Paediatrics Publications

Document Type

Article

Publication Date

5-1-2022

Journal

Jornal de Pediatria

Volume

98

Issue

3

First Page

282

Last Page

288

URL with Digital Object Identifier

10.1016/j.jped.2021.06.008

Abstract

Objective: In previous studies, smaller renal volumes were reported in prematurely born infants, however, these renal volumes were not corrected for body surface area, the main determinant of renal size. Given the rapid growth of the renal cortex after premature birth, the authors hypothesized that corrected volumes would not differ from healthy controls. Methods: Ambispective cohort study with prospective follow-up of prematurely born babies in a large specialized center and retrospectively recruited healthy control group. Children were assessed for renal length and renal volumes at age 5 by three independent ultrasonographers. Detailed anthropometry, blood pressure and renal function were also obtained. Age independent z-scores were calculated for all parameters and compared using descriptive statistics. Results: Eighty-nine premature study participants (median 32 weeks gestational age) and 33 healthy controls (median 38 weeks gestational age) were studied. Study participants did not differ in age, sex, Afro-Colombian descent, height, blood pressure, serum creatinine, or new Schwartz eGFR. Premature study participants had a significantly lower weight (17.65 ± 2.93 kg) than controls (19.05 ± 2.81 kg, p = 0.0072) and lower body surface area.

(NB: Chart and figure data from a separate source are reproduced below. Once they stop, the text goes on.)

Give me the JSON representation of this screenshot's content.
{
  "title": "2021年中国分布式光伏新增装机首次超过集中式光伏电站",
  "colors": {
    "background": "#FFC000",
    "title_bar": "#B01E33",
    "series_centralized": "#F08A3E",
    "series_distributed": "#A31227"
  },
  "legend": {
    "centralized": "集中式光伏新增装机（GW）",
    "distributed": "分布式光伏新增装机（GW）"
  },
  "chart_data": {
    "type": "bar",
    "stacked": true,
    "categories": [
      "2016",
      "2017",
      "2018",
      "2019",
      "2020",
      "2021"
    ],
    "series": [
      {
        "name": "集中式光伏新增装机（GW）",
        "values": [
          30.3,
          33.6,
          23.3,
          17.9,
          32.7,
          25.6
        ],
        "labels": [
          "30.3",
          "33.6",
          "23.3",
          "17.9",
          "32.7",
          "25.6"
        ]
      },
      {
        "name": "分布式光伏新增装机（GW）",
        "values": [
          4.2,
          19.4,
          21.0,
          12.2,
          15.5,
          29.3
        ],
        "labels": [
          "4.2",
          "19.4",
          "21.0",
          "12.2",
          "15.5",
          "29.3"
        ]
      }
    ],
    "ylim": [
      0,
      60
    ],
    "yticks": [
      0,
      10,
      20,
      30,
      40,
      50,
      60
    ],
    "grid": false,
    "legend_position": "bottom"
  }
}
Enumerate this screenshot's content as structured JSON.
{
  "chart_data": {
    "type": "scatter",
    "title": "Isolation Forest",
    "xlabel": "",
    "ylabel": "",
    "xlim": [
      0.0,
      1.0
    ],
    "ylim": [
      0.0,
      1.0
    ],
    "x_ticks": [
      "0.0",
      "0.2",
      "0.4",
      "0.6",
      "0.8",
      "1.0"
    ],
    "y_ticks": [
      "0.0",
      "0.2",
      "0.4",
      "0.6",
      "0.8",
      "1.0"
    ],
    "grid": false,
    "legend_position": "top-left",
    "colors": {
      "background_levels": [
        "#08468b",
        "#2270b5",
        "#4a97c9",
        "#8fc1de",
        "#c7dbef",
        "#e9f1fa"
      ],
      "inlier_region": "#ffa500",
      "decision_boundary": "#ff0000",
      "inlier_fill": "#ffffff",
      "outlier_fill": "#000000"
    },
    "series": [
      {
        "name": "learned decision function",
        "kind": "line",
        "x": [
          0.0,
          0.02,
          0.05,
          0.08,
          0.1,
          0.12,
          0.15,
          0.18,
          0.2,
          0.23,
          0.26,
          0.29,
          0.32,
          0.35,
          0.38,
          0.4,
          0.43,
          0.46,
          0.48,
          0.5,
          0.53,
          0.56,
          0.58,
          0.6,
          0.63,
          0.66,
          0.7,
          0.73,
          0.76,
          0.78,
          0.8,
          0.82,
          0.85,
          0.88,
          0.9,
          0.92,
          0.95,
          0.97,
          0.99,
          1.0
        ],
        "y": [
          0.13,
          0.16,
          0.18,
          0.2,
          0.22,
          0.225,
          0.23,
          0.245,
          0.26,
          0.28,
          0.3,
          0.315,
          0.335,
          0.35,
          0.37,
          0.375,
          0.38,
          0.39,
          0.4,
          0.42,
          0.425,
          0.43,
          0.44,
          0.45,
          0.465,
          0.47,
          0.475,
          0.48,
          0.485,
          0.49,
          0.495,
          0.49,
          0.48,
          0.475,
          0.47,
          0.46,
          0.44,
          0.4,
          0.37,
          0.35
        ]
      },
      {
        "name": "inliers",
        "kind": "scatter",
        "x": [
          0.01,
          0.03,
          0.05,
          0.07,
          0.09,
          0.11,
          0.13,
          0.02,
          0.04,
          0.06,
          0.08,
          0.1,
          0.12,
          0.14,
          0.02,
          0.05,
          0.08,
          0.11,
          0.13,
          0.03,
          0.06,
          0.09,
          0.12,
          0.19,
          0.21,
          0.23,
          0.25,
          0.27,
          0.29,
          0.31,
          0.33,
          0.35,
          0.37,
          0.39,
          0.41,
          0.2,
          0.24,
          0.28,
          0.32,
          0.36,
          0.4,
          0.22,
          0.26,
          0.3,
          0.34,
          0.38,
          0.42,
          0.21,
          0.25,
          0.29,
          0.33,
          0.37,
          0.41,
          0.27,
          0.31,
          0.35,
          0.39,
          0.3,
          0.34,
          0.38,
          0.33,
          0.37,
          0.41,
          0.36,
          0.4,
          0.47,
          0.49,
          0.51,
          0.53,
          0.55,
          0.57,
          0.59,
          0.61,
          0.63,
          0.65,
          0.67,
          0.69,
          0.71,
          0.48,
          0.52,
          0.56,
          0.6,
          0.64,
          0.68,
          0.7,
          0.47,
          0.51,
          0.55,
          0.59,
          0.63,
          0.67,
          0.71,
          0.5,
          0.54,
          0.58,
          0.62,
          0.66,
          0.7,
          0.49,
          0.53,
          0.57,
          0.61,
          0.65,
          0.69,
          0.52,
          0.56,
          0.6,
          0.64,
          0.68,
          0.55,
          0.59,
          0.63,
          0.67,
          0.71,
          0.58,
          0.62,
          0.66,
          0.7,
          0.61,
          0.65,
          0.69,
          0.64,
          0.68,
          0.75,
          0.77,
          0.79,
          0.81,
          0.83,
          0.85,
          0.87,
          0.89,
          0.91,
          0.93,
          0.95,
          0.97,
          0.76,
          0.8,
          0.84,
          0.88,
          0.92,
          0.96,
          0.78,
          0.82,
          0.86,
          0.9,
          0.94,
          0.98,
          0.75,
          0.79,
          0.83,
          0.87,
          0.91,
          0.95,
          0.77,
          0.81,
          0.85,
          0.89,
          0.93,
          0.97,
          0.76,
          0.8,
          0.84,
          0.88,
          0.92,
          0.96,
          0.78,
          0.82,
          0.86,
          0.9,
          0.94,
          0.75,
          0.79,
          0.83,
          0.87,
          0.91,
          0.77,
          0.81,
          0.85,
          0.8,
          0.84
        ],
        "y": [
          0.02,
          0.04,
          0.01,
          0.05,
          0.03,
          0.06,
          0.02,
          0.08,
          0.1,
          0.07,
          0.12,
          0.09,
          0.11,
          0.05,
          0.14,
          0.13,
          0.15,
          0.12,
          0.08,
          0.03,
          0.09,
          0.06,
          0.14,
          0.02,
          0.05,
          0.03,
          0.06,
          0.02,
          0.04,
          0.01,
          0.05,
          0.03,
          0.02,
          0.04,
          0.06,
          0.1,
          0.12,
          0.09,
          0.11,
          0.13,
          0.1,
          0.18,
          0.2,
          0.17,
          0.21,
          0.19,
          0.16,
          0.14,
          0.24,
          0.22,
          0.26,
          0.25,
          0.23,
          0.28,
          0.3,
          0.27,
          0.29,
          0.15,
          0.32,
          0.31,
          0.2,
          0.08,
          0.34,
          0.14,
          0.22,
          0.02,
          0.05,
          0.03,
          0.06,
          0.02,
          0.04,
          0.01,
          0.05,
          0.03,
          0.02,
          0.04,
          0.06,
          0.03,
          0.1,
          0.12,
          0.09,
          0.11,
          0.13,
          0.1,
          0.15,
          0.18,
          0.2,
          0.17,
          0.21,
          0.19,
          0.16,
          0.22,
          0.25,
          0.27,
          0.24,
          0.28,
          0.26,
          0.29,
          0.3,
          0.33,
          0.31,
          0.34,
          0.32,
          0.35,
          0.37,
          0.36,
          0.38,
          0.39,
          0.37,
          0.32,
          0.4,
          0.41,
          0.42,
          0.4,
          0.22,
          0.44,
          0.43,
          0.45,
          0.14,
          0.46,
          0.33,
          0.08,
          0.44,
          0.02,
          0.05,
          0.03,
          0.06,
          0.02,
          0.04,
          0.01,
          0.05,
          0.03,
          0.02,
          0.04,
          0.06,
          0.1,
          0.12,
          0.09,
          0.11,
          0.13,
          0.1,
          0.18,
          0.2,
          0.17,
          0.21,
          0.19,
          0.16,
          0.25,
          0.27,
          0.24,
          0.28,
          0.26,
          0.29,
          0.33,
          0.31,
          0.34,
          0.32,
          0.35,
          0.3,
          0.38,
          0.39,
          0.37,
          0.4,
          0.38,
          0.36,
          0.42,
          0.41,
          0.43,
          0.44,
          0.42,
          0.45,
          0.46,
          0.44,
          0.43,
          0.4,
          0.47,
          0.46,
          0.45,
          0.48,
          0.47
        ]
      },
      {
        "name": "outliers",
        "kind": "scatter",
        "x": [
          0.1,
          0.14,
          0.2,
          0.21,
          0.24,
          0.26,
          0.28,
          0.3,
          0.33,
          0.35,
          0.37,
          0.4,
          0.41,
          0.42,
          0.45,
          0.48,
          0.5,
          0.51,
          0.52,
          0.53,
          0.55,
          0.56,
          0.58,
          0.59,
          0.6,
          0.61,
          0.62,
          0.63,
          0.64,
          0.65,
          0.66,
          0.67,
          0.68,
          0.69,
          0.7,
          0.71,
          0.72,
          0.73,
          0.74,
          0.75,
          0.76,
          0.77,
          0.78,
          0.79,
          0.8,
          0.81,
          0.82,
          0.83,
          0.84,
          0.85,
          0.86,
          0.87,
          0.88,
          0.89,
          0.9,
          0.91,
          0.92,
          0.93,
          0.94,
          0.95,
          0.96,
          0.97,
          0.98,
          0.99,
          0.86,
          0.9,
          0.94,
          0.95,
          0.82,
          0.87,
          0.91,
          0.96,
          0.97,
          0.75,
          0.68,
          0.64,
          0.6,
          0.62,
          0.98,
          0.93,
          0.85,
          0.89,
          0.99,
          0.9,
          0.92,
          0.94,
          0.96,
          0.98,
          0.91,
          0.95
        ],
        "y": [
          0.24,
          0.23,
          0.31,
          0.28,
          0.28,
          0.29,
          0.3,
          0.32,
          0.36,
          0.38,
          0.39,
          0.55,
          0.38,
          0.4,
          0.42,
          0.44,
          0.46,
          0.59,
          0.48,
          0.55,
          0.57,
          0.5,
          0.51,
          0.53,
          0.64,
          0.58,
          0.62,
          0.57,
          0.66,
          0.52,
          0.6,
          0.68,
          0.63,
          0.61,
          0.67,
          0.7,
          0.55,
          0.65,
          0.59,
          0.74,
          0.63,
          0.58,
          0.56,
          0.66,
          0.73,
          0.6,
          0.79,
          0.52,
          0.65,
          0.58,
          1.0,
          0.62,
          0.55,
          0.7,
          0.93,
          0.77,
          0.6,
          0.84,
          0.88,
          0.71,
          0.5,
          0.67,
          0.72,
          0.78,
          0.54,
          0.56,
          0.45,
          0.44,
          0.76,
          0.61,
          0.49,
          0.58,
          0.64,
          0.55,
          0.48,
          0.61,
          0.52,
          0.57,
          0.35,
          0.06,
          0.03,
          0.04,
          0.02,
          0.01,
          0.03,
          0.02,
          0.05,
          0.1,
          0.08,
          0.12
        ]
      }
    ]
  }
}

The right renal volumes were significantly smaller (39.4 vs 43.4 mL), but after correction for body surface area, the renal volume and renal length z-scores were identical for both kidneys (mean right kidney -0.707 vs -0.507; mean left kidney -0.498 vs -0.524, respectively). Conclusion: Renal volumes need to be corrected to body surface area. After correction for body surface area, 5-year-old healthy and prematurely born children have comparable renal volumes.